Sitting in Dr. Hardy’s office, the umpteenth in a succession of orthopaedic surgeons’ offices, I imagined what horrible instruction awaited me. Would this guy suggest that wearing a dress would somehow help? My Mom, God love her, so trusted doctors that if he had, you can bet Eric would have had a whole new reason for kicking my ass the next day. But alas, I will never forget what Dr. Hardy said. “Tommy, do your feet bother you?” he inquired. Gazing up at him through my overgrown bangs I responded,
“Do you like wearing your shoes that way?” he asked me directly.
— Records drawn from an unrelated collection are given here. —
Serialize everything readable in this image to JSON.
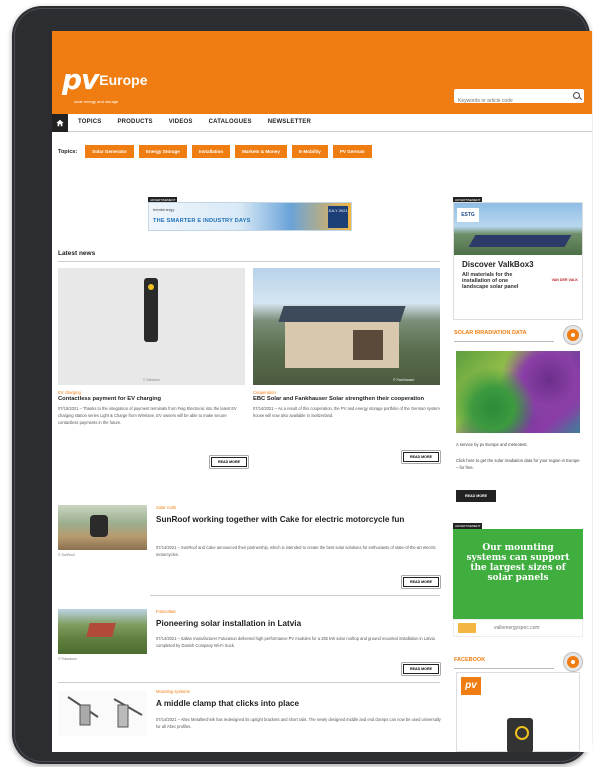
{
  "header": {
    "logo_main": "pv",
    "logo_sub": "Europe",
    "logo_tagline": "solar energy and storage",
    "search_placeholder": "Keywords or article code"
  },
  "nav": {
    "items": [
      "TOPICS",
      "PRODUCTS",
      "VIDEOS",
      "CATALOGUES",
      "NEWSLETTER"
    ]
  },
  "topics": {
    "label": "Topics:",
    "items": [
      "Solar Generator",
      "Energy Storage",
      "Installation",
      "Markets & Money",
      "E-Mobility",
      "PV German"
    ]
  },
  "banner": {
    "badge": "ADVERTISEMENT",
    "brand": "trendenergy",
    "text": "THE SMARTER E INDUSTRY DAYS",
    "date": "JULY 2021"
  },
  "latest_news": {
    "title": "Latest news",
    "cards": [
      {
        "category": "EV charging",
        "title": "Contactless payment for EV charging",
        "text": "07/15/2021 – Thanks to the integration of payment terminals from Feig Electronic into the latest EV charging station series Light & Charge from Wirelane, EV owners will be able to make secure contactless payments in the future.",
        "image_caption": "© Wirelane",
        "read_more": "READ MORE"
      },
      {
        "category": "Cooperation",
        "title": "EBC Solar and Fankhauser Solar strengthen their cooperation",
        "text": "07/14/2021 – As a result of this cooperation, the PV and energy storage portfolio of the German system house will now also available in Switzerland.",
        "image_caption": "© Fankhauser",
        "read_more": "READ MORE"
      }
    ],
    "list": [
      {
        "category": "Solar roofs",
        "title": "SunRoof working together with Cake for electric motorcycle fun",
        "text": "07/14/2021 – SunRoof and Cake announced their partnership, which is intended to create the best solar solutions for enthusiasts of state-of-the-art electric motorcycles.",
        "image_caption": "© SunRoof",
        "read_more": "READ MORE"
      },
      {
        "category": "Fotovoltaic",
        "title": "Pioneering solar installation in Latvia",
        "text": "07/14/2021 – Italian manufacturer Futurasun delivered high performance PV modules for a 282 kW solar rooftop and ground mounted installation in Latvia completed by Danish Company Wi-Fi Suck.",
        "image_caption": "© Futurasun",
        "read_more": "READ MORE"
      },
      {
        "category": "Mounting systems",
        "title": "A middle clamp that clicks into place",
        "text": "07/14/2021 – Altec Metalltechnik has redesigned its upright brackets and short rails. The newly designed middle and end clamps can now be used universally for all Altec profiles.",
        "image_caption": "",
        "read_more": "READ MORE"
      }
    ]
  },
  "sidebar": {
    "ad1": {
      "badge": "ADVERTISEMENT",
      "logo": "ESTG",
      "title": "Discover ValkBox3",
      "text": "All materials for the installation of one landscape solar panel",
      "brand": "VAN DER VALK"
    },
    "irradiation": {
      "title": "SOLAR IRRADIATION DATA",
      "caption": "A service by pv Europe and meteotest.",
      "caption2": "Click here to get the solar irradiation data for your region in Europe – for free.",
      "read_more": "READ MORE"
    },
    "ad2": {
      "badge": "ADVERTISEMENT",
      "text": "Our mounting systems can support the largest sizes of solar panels",
      "url": "valkenergyspec.com"
    },
    "facebook": {
      "title": "FACEBOOK",
      "logo": "pv"
    }
  }
}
“No,” I responded, too shy for the obvious response: What do you think, smart guy? And then it happened. One of the greatest moments of my young life; on par with standing on the field at an Oakland A’s baseball game when my Dad threw out the ceremonial first pitch, and getting a new ten-speed bike for my eleventh birthday. Dr .Hardy said,
“Tommy, go ahead and put your shoes on the correct feet.”
It was at that moment that I knew I was in the presence of genius; if not genius, at least mercy. That momentous office visit marked the end of a decade of useless treatment of a benign condition, and the beginning of my career in medicine. It also gave me an excellent tool for evaluating in-toers in my own office. I ask the patient’s Mom to watch me walk, and if the kid’s pigeon-toe-ed-ness isn’t worse than mine, I tell her there’s nothing for her to worry about.
Eight years later, Doc would respond to my letter with a job offer. That summer after my freshman year, I was introduced to the practice of medicine, the toils of running a small business, the blood, sweat, and tears of orthopaedic surgery, and the rigors, regrets, and satisfactions of a life dedicated to helping people feel better. Some days I think I am living up to Dr. Hardy’s example. There are days when I see the joy in the face of a young boy when I tell him he doesn’t need a cast and he can go back to playing football. There are moments when I see the relief in a mother’s eyes when I reassure her that her kid is normal and perfect in every way. There are moments that I laugh, imagining the smart-ass response a kid wants to give me when I ask a stupid question like, “Are you excited that summer is almost over?” And there are moments when someone pukes on me.
Hand surgery occurred to me while working at the Shriners Hospital for Children in Sacramento as an orthopaedic surgery resident at U.C. Davis. Michelle James, M.D., one of the most intelligent physicians, talented surgeons, and stellar human beings I have had the pleasure of knowing, was most inspirational. With a few hours of work, she could change a kid’s world; giving him or her a functional upper extremity so the child can do what children throughout the world want to do most: play. In addition, witnessing these youngsters overcome such severe deficiencies with grace, joy, and an absence of remorse reminds me to try to do the same myself, and to model these coping skills for my own kids.
I’m glad I did not become a snake. I would have missed eating pizza, kayaking the rivers of the world, and watching Cheers re-runs. Dostoyevsky aside, I suppose I never gave up on becoming a writer; we’ll see where this goes. Eventually, I grew to a size sufficient to make the De La Salle Freshman Football Team, but I was well into college by then. Still, I think I could have helped the Detroit Lions; hell, they couldn’t have been any worse with me throwing the interceptions. As it turns out, whether by default, inspiration, academic momentum, or fate, I think I made the right choice. I sure hope my patients agree.